Background: Hyperactivity is one of the core symptoms in attention deficit hyperactivity disorder (ADHD). However, it remains unclear in which way the motor system itself and its development are affected by the disorder. Movement-related potentials (MRP) can separate different stages of movement execution, from the programming of a movement to motor post-processing and memory traces. Pre-movement MRP are absent or positive during early childhood and display a developmental increase of negativity.
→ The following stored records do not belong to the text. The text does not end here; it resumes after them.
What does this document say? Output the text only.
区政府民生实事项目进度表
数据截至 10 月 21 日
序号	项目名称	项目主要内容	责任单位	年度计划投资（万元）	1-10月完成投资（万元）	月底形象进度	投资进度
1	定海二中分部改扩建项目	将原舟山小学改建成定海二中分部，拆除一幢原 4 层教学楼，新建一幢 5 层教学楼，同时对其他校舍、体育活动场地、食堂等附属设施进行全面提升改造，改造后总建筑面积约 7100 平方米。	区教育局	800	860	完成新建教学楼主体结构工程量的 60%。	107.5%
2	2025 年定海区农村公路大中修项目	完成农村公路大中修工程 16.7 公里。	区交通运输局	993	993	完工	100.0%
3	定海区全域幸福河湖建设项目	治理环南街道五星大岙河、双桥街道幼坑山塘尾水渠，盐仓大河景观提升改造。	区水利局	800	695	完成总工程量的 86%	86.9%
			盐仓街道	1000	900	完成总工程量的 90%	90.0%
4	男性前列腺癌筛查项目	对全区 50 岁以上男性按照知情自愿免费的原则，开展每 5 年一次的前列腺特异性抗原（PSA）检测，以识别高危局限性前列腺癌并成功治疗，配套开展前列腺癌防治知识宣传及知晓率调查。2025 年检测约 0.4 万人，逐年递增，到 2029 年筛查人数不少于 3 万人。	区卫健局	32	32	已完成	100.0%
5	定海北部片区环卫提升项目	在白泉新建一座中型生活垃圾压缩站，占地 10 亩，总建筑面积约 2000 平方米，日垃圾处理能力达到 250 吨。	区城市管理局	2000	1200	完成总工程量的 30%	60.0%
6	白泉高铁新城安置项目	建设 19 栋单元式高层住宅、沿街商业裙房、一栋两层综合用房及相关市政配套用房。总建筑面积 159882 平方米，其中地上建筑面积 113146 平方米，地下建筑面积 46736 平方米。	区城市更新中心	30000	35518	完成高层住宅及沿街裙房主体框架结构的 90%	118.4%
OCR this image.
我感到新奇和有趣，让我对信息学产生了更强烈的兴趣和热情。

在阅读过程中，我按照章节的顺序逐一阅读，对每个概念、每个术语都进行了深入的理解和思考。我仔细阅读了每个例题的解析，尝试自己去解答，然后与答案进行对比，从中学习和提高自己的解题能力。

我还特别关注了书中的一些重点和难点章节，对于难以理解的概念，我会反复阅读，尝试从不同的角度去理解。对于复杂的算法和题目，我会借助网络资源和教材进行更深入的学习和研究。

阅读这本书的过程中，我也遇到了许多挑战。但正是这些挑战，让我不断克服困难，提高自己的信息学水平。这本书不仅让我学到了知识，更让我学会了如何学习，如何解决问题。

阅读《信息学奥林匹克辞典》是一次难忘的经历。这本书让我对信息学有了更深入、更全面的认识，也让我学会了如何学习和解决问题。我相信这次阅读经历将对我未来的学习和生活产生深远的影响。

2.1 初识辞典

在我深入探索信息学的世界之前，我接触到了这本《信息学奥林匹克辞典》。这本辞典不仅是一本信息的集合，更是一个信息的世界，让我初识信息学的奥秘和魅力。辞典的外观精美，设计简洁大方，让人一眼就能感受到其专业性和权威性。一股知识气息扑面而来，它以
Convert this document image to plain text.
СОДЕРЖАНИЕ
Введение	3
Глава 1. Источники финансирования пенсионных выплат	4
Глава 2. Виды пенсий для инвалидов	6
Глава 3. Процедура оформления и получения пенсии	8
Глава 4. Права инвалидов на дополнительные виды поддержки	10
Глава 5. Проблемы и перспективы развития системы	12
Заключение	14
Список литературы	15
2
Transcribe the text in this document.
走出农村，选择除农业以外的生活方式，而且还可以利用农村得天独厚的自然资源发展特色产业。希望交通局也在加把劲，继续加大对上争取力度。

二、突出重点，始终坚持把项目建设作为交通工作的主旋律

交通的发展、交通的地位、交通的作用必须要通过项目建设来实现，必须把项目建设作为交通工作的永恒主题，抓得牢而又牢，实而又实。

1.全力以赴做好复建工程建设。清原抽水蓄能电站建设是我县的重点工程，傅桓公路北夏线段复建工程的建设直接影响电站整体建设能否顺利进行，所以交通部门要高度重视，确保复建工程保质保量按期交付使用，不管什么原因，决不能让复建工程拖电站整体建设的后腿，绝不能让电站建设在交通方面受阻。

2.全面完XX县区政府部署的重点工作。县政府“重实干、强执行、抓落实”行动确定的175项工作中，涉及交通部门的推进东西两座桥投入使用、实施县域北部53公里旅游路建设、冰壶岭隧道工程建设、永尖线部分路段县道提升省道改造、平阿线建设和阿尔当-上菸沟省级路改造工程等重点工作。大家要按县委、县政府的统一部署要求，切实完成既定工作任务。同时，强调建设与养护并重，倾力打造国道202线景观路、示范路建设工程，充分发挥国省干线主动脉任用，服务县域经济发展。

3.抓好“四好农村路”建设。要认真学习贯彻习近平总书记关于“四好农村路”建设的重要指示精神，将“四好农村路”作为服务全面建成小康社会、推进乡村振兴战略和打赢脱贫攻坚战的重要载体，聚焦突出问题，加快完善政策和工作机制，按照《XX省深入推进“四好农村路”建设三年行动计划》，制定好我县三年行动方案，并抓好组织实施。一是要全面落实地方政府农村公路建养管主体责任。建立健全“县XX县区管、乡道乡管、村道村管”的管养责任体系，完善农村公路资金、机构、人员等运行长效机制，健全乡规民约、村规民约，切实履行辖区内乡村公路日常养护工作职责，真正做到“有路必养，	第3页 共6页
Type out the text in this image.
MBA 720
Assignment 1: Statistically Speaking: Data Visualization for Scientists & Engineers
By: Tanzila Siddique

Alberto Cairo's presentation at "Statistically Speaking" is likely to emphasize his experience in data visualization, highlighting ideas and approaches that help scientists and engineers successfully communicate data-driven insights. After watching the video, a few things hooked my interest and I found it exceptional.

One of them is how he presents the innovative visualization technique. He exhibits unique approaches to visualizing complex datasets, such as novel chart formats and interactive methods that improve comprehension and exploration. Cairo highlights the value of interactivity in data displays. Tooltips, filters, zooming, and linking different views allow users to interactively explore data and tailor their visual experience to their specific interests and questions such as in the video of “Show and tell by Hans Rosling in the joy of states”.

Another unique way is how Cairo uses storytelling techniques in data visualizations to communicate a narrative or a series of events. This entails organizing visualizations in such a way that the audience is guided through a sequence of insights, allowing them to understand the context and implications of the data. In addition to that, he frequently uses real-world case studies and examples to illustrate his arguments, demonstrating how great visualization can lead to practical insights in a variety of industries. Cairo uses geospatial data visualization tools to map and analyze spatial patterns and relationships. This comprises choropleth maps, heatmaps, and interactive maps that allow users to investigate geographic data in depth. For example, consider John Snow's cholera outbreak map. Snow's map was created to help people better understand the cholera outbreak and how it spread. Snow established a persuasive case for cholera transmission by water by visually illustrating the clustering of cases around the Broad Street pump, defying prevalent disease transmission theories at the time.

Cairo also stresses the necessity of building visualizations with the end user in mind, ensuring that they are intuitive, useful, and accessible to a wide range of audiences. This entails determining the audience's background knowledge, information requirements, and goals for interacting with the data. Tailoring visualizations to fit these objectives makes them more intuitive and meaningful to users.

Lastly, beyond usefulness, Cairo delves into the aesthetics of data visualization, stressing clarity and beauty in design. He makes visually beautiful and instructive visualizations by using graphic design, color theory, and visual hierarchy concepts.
Methods: We examined the influences of response-speed, an indicator of the level of attention, and stimulant medication on lateralized MRP in 16 children with combined type ADHD compared to 20 matched healthy controls.
Results: We detected a significantly diminished lateralisation of MRP over the pre-motor and primary motor cortex during movement execution (initial motor potential peak, iMP) in patients with ADHD. Fast reactions (indicating increased visuo-motor attention) led to increased lateralized negativity during movement execution only in healthy controls, while in children with ADHD faster reaction times were associated with more positive amplitudes. Even though stimulant medication had some effect on attenuating group differences in lateralized MRP, this effect was insufficient to normalize lateralized iMP amplitudes.
Conclusions: A reduced focal (lateralized) motor cortex activation during the command to muscle contraction points towards an immature motor system and a maturation delay of the (pre-) motor cortex in children with ADHD. A delayed maturation of the neuronal circuitry, which involves primary motor cortex, may contribute to ADHD pathophysiology.